Deuxièmement, le Tribunal devait alors déterminer si les infrastructures du « camp climatique » sur la parcelle 65 tombaient également sous la protection de la Loi sur les rassemblements et de la Loi fondamentale (article 8).
En accord avec le Tribunal administratif supérieur, le Tribunal a jugé que « l’infrastructure d’un camp de protestation, qualifié de rassemblement, ne jouit pas seulement de la protection directe accordée en vertu de l’article 8 de la Loi fondamentale […], si elle a un lien de fond avec l’expression d’opinion prévue par le camp. Au contraire, la protection est également accordée si elle est nécessaire du point de vue logistique pour le camp spécifique et est spatialement attribuable à celui-ci » [para. 27]. Le Tribunal s’est référé à une jurisprudence qui exige une « relation fonctionnelle ou symbolique » entre un camp de protestation qualifié de rassemblement et une infrastructure, de sorte que cette dernière entre directement dans le champ d’application de la protection de la liberté de réunion en vertu de l’article 8 de la Loi fondamentale allemande. Le fait que le lieu de rassemblement n’appartienne pas aux pouvoirs publics, mais à une personne privée n’a aucune importance, si le rassemblement s’y tient avec le consentement du propriétaire. Le tribunal a souligné que la portée du droit à la liberté de réunion est également pleinement ouverte sur la propriété privée.

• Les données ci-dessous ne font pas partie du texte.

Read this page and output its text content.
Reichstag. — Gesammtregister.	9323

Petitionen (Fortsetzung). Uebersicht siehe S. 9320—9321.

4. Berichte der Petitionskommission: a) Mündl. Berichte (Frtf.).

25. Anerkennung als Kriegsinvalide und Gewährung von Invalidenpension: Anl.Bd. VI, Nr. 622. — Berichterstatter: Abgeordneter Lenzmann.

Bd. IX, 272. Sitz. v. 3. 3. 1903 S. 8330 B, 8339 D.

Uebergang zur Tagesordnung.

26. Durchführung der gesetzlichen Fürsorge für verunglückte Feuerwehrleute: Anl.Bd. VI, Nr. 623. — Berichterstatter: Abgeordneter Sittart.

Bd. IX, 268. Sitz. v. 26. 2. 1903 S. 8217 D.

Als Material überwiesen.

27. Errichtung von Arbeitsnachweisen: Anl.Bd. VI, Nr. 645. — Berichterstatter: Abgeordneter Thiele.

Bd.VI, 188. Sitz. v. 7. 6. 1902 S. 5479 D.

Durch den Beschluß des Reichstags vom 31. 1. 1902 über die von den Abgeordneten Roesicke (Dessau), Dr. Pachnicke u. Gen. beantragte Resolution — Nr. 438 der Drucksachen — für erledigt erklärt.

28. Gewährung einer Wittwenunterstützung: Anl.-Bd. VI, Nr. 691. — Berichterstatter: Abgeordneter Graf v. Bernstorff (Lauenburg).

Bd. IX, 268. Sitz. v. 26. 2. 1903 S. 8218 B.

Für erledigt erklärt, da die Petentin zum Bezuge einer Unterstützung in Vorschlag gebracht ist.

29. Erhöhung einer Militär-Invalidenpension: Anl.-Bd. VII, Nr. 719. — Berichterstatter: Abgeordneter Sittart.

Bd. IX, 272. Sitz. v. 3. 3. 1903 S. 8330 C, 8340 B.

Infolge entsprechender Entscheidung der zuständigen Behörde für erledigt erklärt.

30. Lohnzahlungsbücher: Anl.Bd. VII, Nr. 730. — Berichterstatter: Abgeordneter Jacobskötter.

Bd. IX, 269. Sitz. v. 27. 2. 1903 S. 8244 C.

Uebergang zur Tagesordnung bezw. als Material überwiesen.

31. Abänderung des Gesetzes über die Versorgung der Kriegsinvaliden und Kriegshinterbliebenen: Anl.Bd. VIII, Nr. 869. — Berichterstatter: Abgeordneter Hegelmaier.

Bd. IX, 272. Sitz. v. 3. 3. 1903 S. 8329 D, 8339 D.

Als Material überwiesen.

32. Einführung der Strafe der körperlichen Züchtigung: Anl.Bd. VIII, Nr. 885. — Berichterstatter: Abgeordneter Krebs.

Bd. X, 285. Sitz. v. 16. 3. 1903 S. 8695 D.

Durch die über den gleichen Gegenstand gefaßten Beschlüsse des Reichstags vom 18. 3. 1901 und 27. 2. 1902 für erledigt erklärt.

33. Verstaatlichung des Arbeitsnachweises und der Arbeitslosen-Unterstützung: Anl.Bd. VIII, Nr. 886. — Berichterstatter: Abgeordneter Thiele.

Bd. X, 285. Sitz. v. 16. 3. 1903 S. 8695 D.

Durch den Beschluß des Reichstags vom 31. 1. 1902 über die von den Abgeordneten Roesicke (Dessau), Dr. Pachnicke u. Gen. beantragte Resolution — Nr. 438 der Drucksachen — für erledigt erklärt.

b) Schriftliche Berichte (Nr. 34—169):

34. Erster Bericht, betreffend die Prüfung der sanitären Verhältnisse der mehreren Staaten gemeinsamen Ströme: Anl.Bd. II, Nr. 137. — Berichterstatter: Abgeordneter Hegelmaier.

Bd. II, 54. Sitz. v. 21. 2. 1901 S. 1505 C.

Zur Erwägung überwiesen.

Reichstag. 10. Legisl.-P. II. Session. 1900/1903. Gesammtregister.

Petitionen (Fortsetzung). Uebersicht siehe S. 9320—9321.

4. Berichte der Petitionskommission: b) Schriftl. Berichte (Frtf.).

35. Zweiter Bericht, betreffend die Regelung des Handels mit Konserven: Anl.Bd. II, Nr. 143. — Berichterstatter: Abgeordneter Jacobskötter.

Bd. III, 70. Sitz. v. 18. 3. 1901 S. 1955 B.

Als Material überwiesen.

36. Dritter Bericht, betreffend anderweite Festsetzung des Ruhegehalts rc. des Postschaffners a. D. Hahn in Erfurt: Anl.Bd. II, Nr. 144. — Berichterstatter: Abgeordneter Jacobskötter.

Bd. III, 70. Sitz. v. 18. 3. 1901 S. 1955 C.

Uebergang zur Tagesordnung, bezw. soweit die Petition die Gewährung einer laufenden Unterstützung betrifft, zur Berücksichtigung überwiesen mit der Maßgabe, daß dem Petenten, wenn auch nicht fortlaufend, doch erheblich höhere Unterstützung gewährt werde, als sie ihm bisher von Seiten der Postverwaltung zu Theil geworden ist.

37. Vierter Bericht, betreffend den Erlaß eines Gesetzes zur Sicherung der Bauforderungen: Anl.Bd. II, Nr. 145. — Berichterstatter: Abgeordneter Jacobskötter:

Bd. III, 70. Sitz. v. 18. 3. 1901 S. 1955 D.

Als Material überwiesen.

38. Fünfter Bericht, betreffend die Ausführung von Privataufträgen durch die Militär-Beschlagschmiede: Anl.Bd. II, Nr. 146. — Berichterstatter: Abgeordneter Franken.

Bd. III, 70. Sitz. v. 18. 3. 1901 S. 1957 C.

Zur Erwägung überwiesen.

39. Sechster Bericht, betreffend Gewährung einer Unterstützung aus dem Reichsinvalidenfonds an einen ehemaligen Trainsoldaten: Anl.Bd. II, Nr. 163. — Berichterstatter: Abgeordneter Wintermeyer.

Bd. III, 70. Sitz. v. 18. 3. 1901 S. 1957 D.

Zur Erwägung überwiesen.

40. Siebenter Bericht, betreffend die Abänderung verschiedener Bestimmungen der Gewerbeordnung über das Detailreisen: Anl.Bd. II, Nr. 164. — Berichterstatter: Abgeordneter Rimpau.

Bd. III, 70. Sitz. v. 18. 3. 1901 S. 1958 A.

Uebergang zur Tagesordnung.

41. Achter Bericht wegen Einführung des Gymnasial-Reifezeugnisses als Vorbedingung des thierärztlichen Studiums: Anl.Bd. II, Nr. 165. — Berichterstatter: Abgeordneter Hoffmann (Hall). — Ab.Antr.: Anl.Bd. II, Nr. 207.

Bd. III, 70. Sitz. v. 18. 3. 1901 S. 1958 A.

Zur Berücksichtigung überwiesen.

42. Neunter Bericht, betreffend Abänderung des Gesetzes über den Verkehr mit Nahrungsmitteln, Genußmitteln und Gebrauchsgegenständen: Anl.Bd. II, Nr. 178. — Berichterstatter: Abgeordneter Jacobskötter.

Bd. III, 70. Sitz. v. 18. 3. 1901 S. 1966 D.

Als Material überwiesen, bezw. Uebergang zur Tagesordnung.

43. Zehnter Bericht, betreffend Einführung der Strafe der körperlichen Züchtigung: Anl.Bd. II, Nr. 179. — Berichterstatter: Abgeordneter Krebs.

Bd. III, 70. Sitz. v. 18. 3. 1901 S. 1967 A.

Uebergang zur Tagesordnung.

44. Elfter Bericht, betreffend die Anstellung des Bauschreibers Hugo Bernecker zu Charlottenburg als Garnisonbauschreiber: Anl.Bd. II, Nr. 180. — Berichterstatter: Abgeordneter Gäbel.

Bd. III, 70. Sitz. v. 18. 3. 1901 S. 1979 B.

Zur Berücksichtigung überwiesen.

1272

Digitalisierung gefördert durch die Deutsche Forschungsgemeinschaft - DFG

En l’espèce, le Tribunal s’est référé aux constatations factuelles pertinentes du Tribunal administratif supérieur lequel a constaté que « tous les espaces occupés par le camp climatique formaient une unité spatiale » [para. 33]. De plus, « la possibilité de participer au camp climatique, qui a été conçu comme un rassemblement continu, dépendait (également) de l’infrastructure de la parcelle 65 en tant que zone d’hébergement pour la nuit […] parce qu’il n’y avait pas d’autres possibilités d’hébergement dans cette région rurale » [ibid.].
Ainsi, le « camp climatique » n’aurait pas pu avoir lieu sans l’utilisation de la parcelle 65 comme aire d’hébergement et était donc nécessaire sur le plan logistique pour l’organisation et la réalisation du camp. Par conséquent, le Tribunal a conclu que les installations d’infrastructure sur la parcelle 65 correspondant au « camp climatique » constituaient un rassemblement au sens de l’article 8 de la Loi fondamentale allemande et également au sens de la Loi sur les rassemblements et bénéficiaient de la protection directe du droit à la liberté de réunion.
Le Tribunal a rejeté l’appel du défendeur et a confirmé la décision déclaratoire rendue par le Tribunal administratif supérieur de Münster.
La direction de la décision indique si la décision élargit ou réduit l'expression sur la base d'une analyse de l'affaire.
La décision du Tribunal administratif fédéral étend la protection du droit à la liberté de réunion, car elle établit que les camps de protestation ainsi que leurs infrastructures spécifiques relèvent de son champ de protection et du champ d’application de la loi sur la liberté de réunion. La protection directe au titre de la loi sur l’Assemblée et du droit à la liberté de réunion implique un examen approfondi des mesures prises par les autorités de l’État. Dans le cas contraire, si la loi sur les réunions n’est pas applicable, les mesures prises par l’État, y compris celles qui concernent les réunions, sont examinées sur la base du droit général de la police et de l’ordre public.